JOANA BENZINHO |
"Na Guiné já só te faltava mesmo esta experiência!" - disse-me entre risos um amigo meu quando lhe contei que tinha sido atacada por uma raia.
Na verdade foi a pior dor que senti até hoje, em 41 anos de vida. Uma dor lacinante que durou 6 horas mas que podia ter durado 12, se um simpático e prestável jovem não tivesse vindo a correr sugar o veneno que me entrava nas veias através do corte que o arpão da raia me deixou. Tem tudo a ver com a duração das marés, explicou-me. Ali, sem hospitais, médicos ou farmácias por perto nada mais me restava que me entregar à ciência bijagó. E a verdade é que foi exacta. Foram seis horas em que só me apetecia cortar o pé, onde sentia o veneno a ganhar caminho pelas veias e a tomar conta do corpo.
Passado este tempo e, com a chegada da preia mar, foi-se a dor, ficou só o corte profundo que ainda ando a curar. Do mal, o menos. Consegui de novo andar e até beber com gosto a caipirinha que me mandaram ao quarto.
Mas voltando agora ao comentário jocoso do meu amigo, de facto já vi de tudo e já me aconteceu de tudo na Guiné-Bissau.
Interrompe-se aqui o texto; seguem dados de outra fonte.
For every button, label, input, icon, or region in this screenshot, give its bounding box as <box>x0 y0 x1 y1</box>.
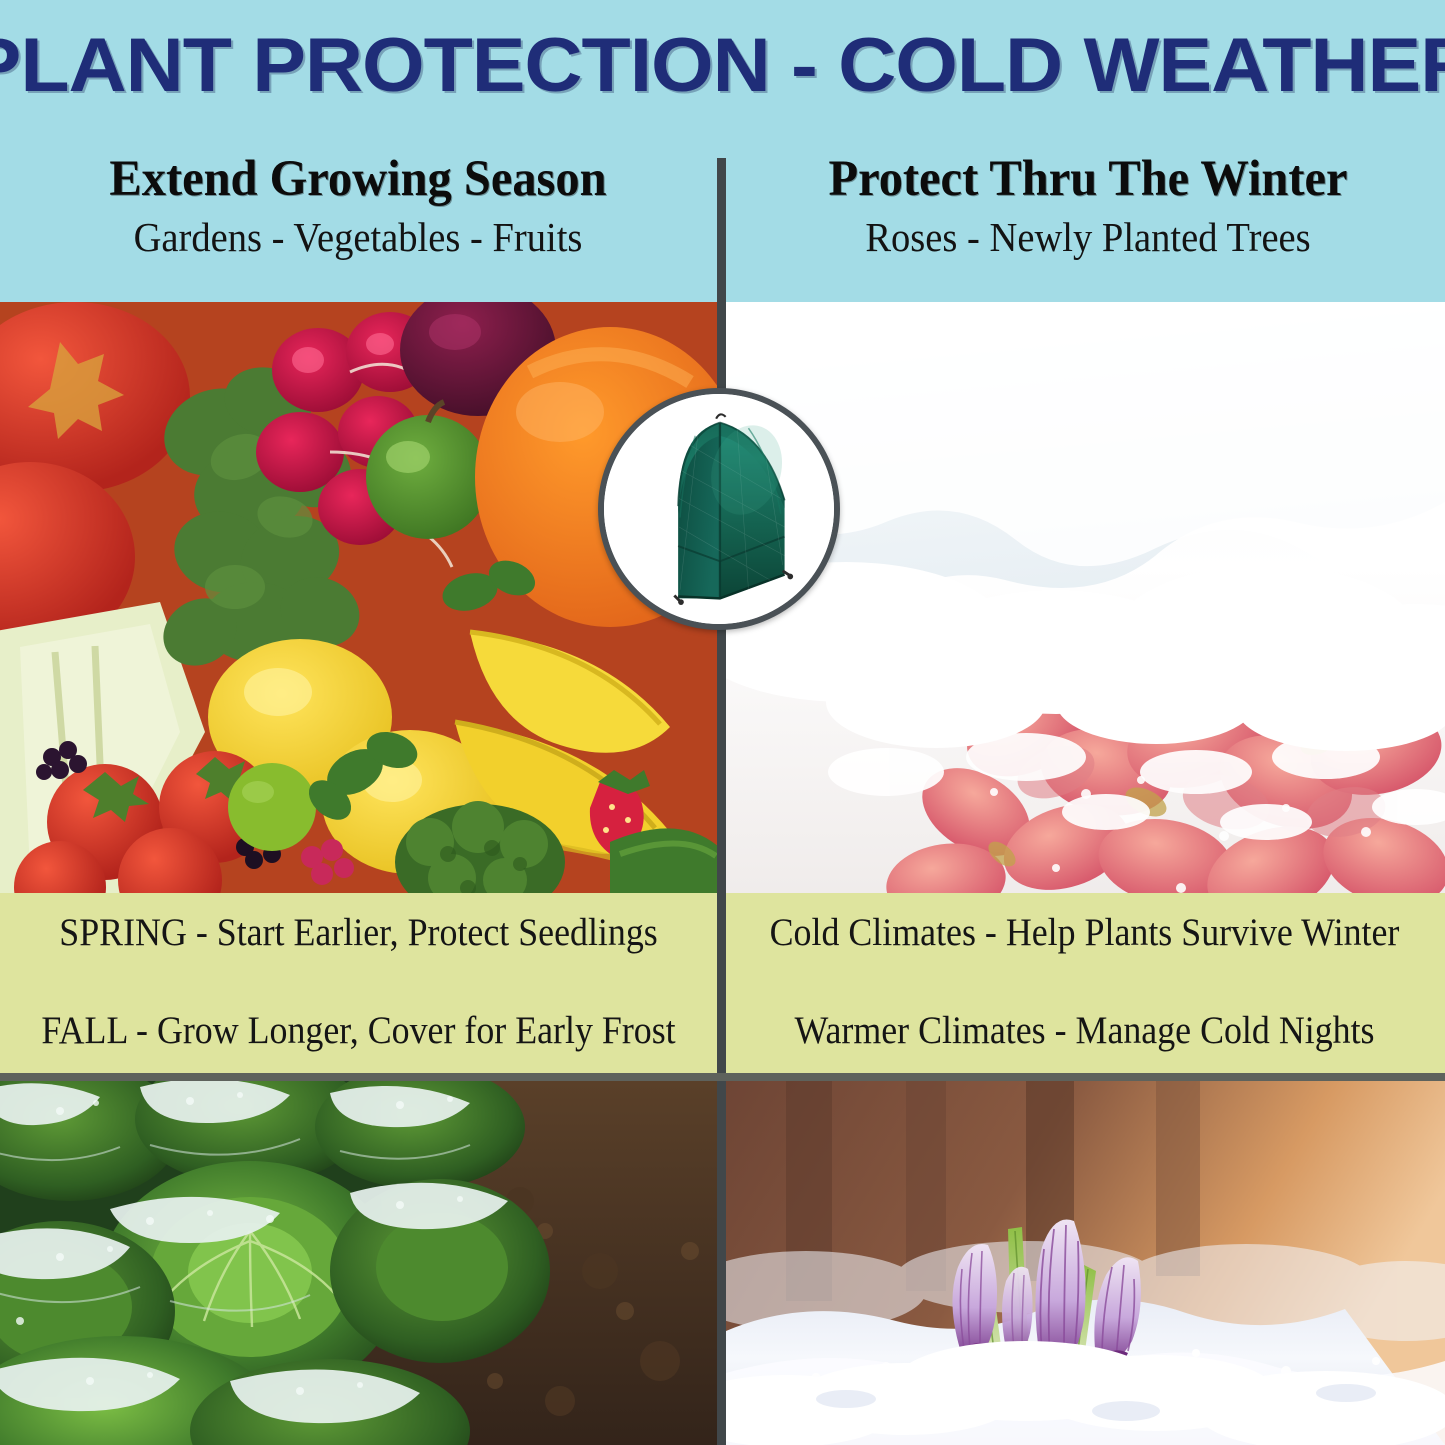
header-right-subtitle: Roses - Newly Planted Trees <box>759 212 1417 262</box>
plant-cover-tent-icon <box>604 394 834 624</box>
produce-photo-art <box>0 302 717 893</box>
benefits-column-right: Cold Climates - Help Plants Survive Wint… <box>726 893 1443 1073</box>
photo-divider-bottom <box>717 1081 726 1445</box>
header-left-subtitle: Gardens - Vegetables - Fruits <box>29 212 687 262</box>
crocus-snow-art <box>726 1081 1445 1445</box>
band-bottom-rule <box>0 1073 1445 1081</box>
benefit-fall: FALL - Grow Longer, Cover for Early Fros… <box>29 1007 689 1055</box>
page-title: PLANT PROTECTION - COLD WEATHER <box>0 24 1445 108</box>
benefits-column-left: SPRING - Start Earlier, Protect Seedling… <box>0 893 717 1073</box>
header-column-left: Extend Growing Season Gardens - Vegetabl… <box>8 150 708 262</box>
band-vertical-divider <box>717 893 726 1073</box>
header-banner: PLANT PROTECTION - COLD WEATHER Extend G… <box>0 0 1445 302</box>
frost-cabbage-photo <box>0 1081 717 1445</box>
benefit-warmer-climates: Warmer Climates - Manage Cold Nights <box>755 1007 1415 1055</box>
snow-hydrangea-art <box>726 302 1445 893</box>
header-column-right: Protect Thru The Winter Roses - Newly Pl… <box>738 150 1438 262</box>
header-right-title: Protect Thru The Winter <box>756 150 1421 208</box>
header-left-title: Extend Growing Season <box>26 150 691 208</box>
crocus-snow-photo <box>726 1081 1445 1445</box>
product-inset-circle <box>598 388 840 630</box>
benefit-spring: SPRING - Start Earlier, Protect Seedling… <box>29 909 689 957</box>
snow-hydrangea-photo <box>726 302 1445 893</box>
frost-cabbage-art <box>0 1081 717 1445</box>
benefit-cold-climates: Cold Climates - Help Plants Survive Wint… <box>755 909 1415 957</box>
produce-photo <box>0 302 717 893</box>
header-vertical-divider <box>717 158 726 302</box>
photo-row-bottom <box>0 1081 1445 1445</box>
infographic-poster: PLANT PROTECTION - COLD WEATHER Extend G… <box>0 0 1445 1445</box>
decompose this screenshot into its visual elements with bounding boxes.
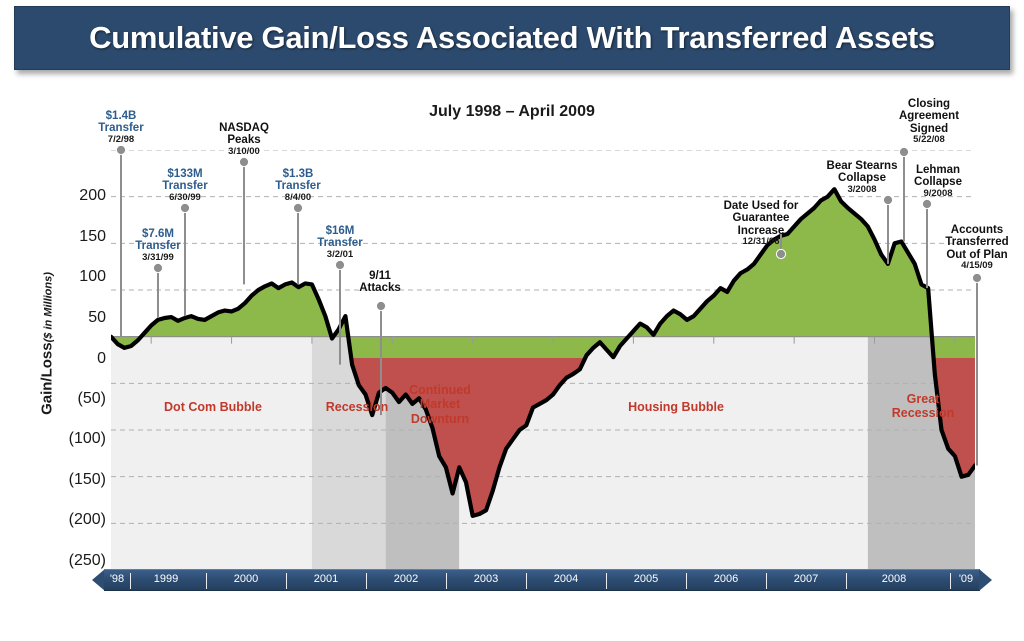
x-tick-2001: 2001: [314, 573, 338, 585]
x-tick-98: '98: [110, 573, 124, 585]
annotation-911-attacks: 9/11 Attacks: [344, 270, 416, 295]
annotation-nasdaq-peaks-l2: Peaks: [200, 134, 288, 146]
annotation-911-attacks-l1: 9/11: [344, 270, 416, 282]
annotation-transfer-1-4b-date: 7/2/98: [82, 135, 160, 145]
annotation-transfer-16m-date: 3/2/01: [300, 250, 380, 260]
annotation-guarantee-increase-l1: Date Used for: [706, 200, 816, 212]
x-axis-bar: '98 1999 2000 2001 2002 2003 2004 2005 2…: [92, 569, 992, 591]
annotation-transfer-1-4b-l1: $1.4B: [82, 110, 160, 122]
annotation-transfer-7-6m-l2: Transfer: [118, 240, 198, 252]
y-axis-ticks: 200 150 100 50 0 (50) (100) (150) (200) …: [28, 0, 106, 641]
annotation-transfer-7-6m-date: 3/31/99: [118, 253, 198, 263]
title-banner: Cumulative Gain/Loss Associated With Tra…: [14, 6, 1010, 70]
annotation-closing-agreement: Closing Agreement Signed 5/22/08: [884, 98, 974, 145]
x-tick-2002: 2002: [394, 573, 418, 585]
annotation-lehman-collapse-l1: Lehman: [896, 164, 980, 176]
annotation-transfer-1-3b: $1.3B Transfer 8/4/00: [257, 168, 339, 203]
annotation-accounts-transferred-l2: Transferred: [934, 236, 1020, 248]
annotation-transfer-133m-l2: Transfer: [143, 180, 227, 192]
chart-page: Cumulative Gain/Loss Associated With Tra…: [0, 0, 1024, 641]
y-tick-200: 200: [34, 188, 106, 204]
y-tick-neg200: (200): [34, 512, 106, 528]
x-tick-1999: 1999: [154, 573, 178, 585]
y-tick-neg150: (150): [34, 472, 106, 488]
annotation-lehman-collapse-l2: Collapse: [896, 176, 980, 188]
annotation-lehman-collapse-date: 9/2008: [896, 189, 980, 199]
x-axis-bar-body: '98 1999 2000 2001 2002 2003 2004 2005 2…: [104, 569, 980, 591]
annotation-transfer-1-4b: $1.4B Transfer 7/2/98: [82, 110, 160, 145]
x-tick-2004: 2004: [554, 573, 578, 585]
annotation-transfer-1-3b-date: 8/4/00: [257, 193, 339, 203]
annotation-lehman-collapse: Lehman Collapse 9/2008: [896, 164, 980, 199]
x-axis-arrow-right: [979, 569, 992, 591]
annotation-closing-agreement-l2: Agreement: [884, 110, 974, 122]
era-band-0: [111, 337, 312, 570]
annotation-transfer-7-6m: $7.6M Transfer 3/31/99: [118, 228, 198, 263]
annotation-transfer-1-4b-l2: Transfer: [82, 122, 160, 134]
annotation-nasdaq-peaks-l1: NASDAQ: [200, 122, 288, 134]
annotation-guarantee-increase-date: 12/31/06: [706, 237, 816, 247]
annotation-closing-agreement-l1: Closing: [884, 98, 974, 110]
annotation-transfer-7-6m-l1: $7.6M: [118, 228, 198, 240]
annotation-transfer-133m: $133M Transfer 6/30/99: [143, 168, 227, 203]
x-tick-2008: 2008: [882, 573, 906, 585]
x-tick-2005: 2005: [634, 573, 658, 585]
x-tick-2003: 2003: [474, 573, 498, 585]
x-tick-2000: 2000: [234, 573, 258, 585]
annotation-guarantee-increase-l2: Guarantee: [706, 212, 816, 224]
annotation-accounts-transferred-date: 4/15/09: [934, 261, 1020, 271]
annotation-transfer-1-3b-l2: Transfer: [257, 180, 339, 192]
annotation-accounts-transferred: Accounts Transferred Out of Plan 4/15/09: [934, 224, 1020, 271]
annotation-transfer-16m-l1: $16M: [300, 225, 380, 237]
annotation-transfer-16m-l2: Transfer: [300, 237, 380, 249]
annotation-accounts-transferred-l1: Accounts: [934, 224, 1020, 236]
y-tick-0: 0: [34, 351, 106, 367]
y-tick-neg250: (250): [34, 553, 106, 569]
y-tick-neg50: (50): [34, 391, 106, 407]
annotation-nasdaq-peaks-date: 3/10/00: [200, 147, 288, 157]
x-tick-2007: 2007: [794, 573, 818, 585]
annotation-transfer-16m: $16M Transfer 3/2/01: [300, 225, 380, 260]
annotation-transfer-1-3b-l1: $1.3B: [257, 168, 339, 180]
annotation-transfer-133m-l1: $133M: [143, 168, 227, 180]
x-tick-2006: 2006: [714, 573, 738, 585]
y-tick-neg100: (100): [34, 431, 106, 447]
page-title: Cumulative Gain/Loss Associated With Tra…: [89, 20, 935, 56]
y-tick-100: 100: [34, 269, 106, 285]
y-tick-50: 50: [34, 310, 106, 326]
x-tick-09: '09: [959, 573, 973, 585]
y-tick-150: 150: [34, 229, 106, 245]
annotation-911-attacks-l2: Attacks: [344, 282, 416, 294]
chart-svg: [111, 150, 975, 570]
annotation-nasdaq-peaks: NASDAQ Peaks 3/10/00: [200, 122, 288, 157]
annotation-guarantee-increase: Date Used for Guarantee Increase 12/31/0…: [706, 200, 816, 247]
annotation-closing-agreement-date: 5/22/08: [884, 135, 974, 145]
plot-area: Dot Com Bubble Recession Continued Marke…: [111, 150, 975, 570]
annotation-transfer-133m-date: 6/30/99: [143, 193, 227, 203]
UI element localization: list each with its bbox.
Já vi nascer, aliás, ajudei a nascer no barco em que viajava, num cenário improvável entre galinhas, peixe e passageiros, com a ajuda da lâmina do comandante para cortar o cordão umbilical e os panos das mulheres que connosco viajavam a servirem para envolver o rapagão que veio ao mundo em alto mar; também já vi (infelizmente) morrer. Morrer por doenças, morrer em naufrágio, morrer sem se saber porquê, morrer por ter a má sorte de nascer num país em que a saúde não é uma prioridade para quem manda. Quem diria que alguém como eu, que evitou até ao limite do possível as aulas de medicina legal do quarto ano de direito por temer as autópsias, viria a ter que lidar de forma tão próxima com a morte.
Mas também já vi sobreviver, quase renascer. Nunca me esqueço da cara da jovem, na casa dos 30, que nos cuidados intensivos avançava vertiginosamente para a morte por falta de dinheiro por parte da família para comprar os medicamentos que a podiam salvar. Em contra-relógio, pedimos ao médico a prescrição do que lhe deveria ministrar, corremos para a farmácia e ainda mais de regresso ao hospital e conseguimos que o médico a devolvesse à vida.
Mas falando de coisas positivas - a grande maioria das experiências que tenho acumulado naquele maravilhoso país - ganha aquela em que o jipe começa a arder com um curto circuito nos fios da bateria e de noite, no meio do mato, e com 3 crianças no carro, surge um mini autocarro de militares, onde um deles era mecânico e por acaso (!) trazia ferramentas, tubagens, fita isolante e tudo o mais que foi necessário para o carro poder rolar até Bissau. É verdade que não tinham uma bateria suplente, mas tirou a do autocarro deles para por o nosso jipe em funcionamento e depois voltou a deixar lá a chamuscada que nos permitiu fazer os quilómetros que nos trouxeram sãos e salvos até casa.
Mas há tantas outras situações que me fazem acreditar que sou uma mulher de sorte por um dia ter decidido ir passar uns chuvosos dias de Agosto num país onde quase ninguém se lembrava de ir passar férias, a Guiné-Bissau.
Ali, sobretudo, conheci ali gente boa. Mesmo muito boa. Gente que dá grandeza e conteúdo à palavra resiliência.
E a verdade é que o improvável aconteceu e eu apaixonei-me irremediavelmente por aquele país, já lá vai uma década. E como em qualquer relação, há coisas boas e coisas más.
Mas nesta, as boas ganham e temos aqui um amor para a vida. Mesmo apesar do raio da raia.